Laporan WHO baru-baru ini menunjukkan 10,8 juta orang terjangkit TBC tahun lalu, dengan 8,2 juta orang baru terdiagnosis). Sekitar 1,25 juta orang meninggal karena penyakit tersebut.
Sementara itu, kematian akibat COVID-19 telah berkurang secara signifikan berkat vaksin dan perawatan, meskipun masih menelan 320.000 korban jiwa tahun lalu.

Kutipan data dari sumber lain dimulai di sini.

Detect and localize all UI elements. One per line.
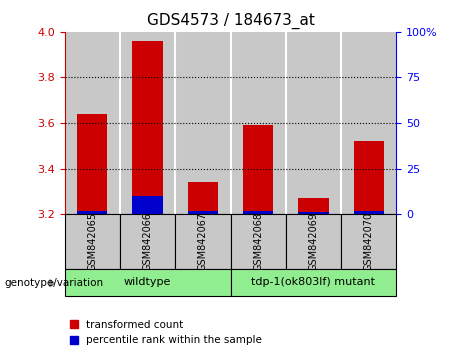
Bar [243,125,273,214]
Bar [132,41,163,214]
Text: GSM842070: GSM842070 [364,212,374,271]
Text: tdp-1(ok803lf) mutant: tdp-1(ok803lf) mutant [252,277,375,287]
Bar [175,32,230,214]
FancyBboxPatch shape [65,214,120,269]
Bar [77,114,107,214]
Legend: transformed count, percentile rank within the sample: transformed count, percentile rank withi… [70,320,262,345]
Bar [65,32,120,214]
FancyBboxPatch shape [341,214,396,269]
Text: wildtype: wildtype [124,277,171,287]
Bar [286,32,341,214]
Bar [341,32,396,214]
Text: GSM842065: GSM842065 [87,212,97,271]
Text: genotype/variation: genotype/variation [5,278,104,288]
Bar [243,211,273,214]
Bar [120,32,175,214]
Bar [230,32,286,214]
FancyBboxPatch shape [65,269,230,296]
Bar [188,182,218,214]
FancyBboxPatch shape [175,214,230,269]
Bar [354,211,384,214]
Text: GSM842067: GSM842067 [198,212,208,271]
Bar [298,212,329,214]
Bar [298,198,329,214]
Text: GSM842068: GSM842068 [253,212,263,271]
Title: GDS4573 / 184673_at: GDS4573 / 184673_at [147,13,314,29]
Polygon shape [50,280,54,287]
FancyBboxPatch shape [230,269,396,296]
Text: GSM842069: GSM842069 [308,212,319,271]
Bar [132,196,163,214]
Bar [354,141,384,214]
Bar [77,211,107,214]
FancyBboxPatch shape [286,214,341,269]
Text: GSM842066: GSM842066 [142,212,153,271]
FancyBboxPatch shape [120,214,175,269]
Bar [188,211,218,214]
FancyBboxPatch shape [230,214,286,269]
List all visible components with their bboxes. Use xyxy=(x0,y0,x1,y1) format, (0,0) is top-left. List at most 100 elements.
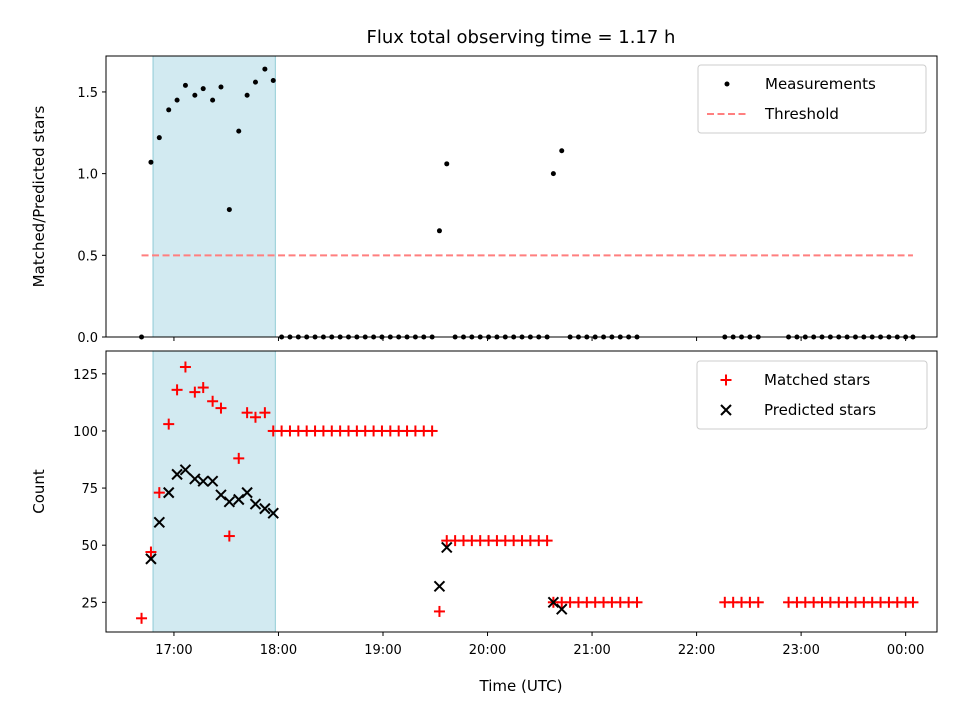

“Fakta bahwa TBC masih membunuh dan membuat banyak orang sakit adalah hal yang keterlaluan, padahal kita memiliki alat untuk mencegahnya, mendeteksinya, dan mengobatinya,” kata Direktur Jenderal WHO Dr Tedros Adhanom Ghebreyesus dalam sebuah pernyataan.
WHO mendesak semua negara untuk menepati komitmen konkret yang telah mereka buat untuk memperluas penggunaan alat deteksi dan mengakhiri TBC.
Tuberkulosis sebagian besar menyerang orang-orang di 30 negara. Lebih dari separuh kasus global ditemukan di India (26%), Indonesia (10%), China (6,8%), Filipina (6,8%) dan Pakistan (6,3%).
Ironisnya, COVID-19 sebagian bertanggung jawab atas peningkatan kasus TB. Gangguan akibat virus tersebut menghambat layanan TB di seluruh dunia, sehingga kasusnya meningkat. Ada juga jenis TB yang terbukti resistan terhadap beberapa obat.
Tuberkulosis adalah infeksi bakteri menular pada paru-paru yang biasanya menyebar melalui udara. Sebagian besar infeksi tuberkulosis tidak bergejala dan tidak menular.
Namun, tuberkulosis aktif, yang ditandai dengan batuk, demam, nafsu makan berkurang, dan berat badan turun, dapat menjadi penyakit yang sangat menular dan berbahaya jika tidak diobati, terkadang mengakibatkan kematian.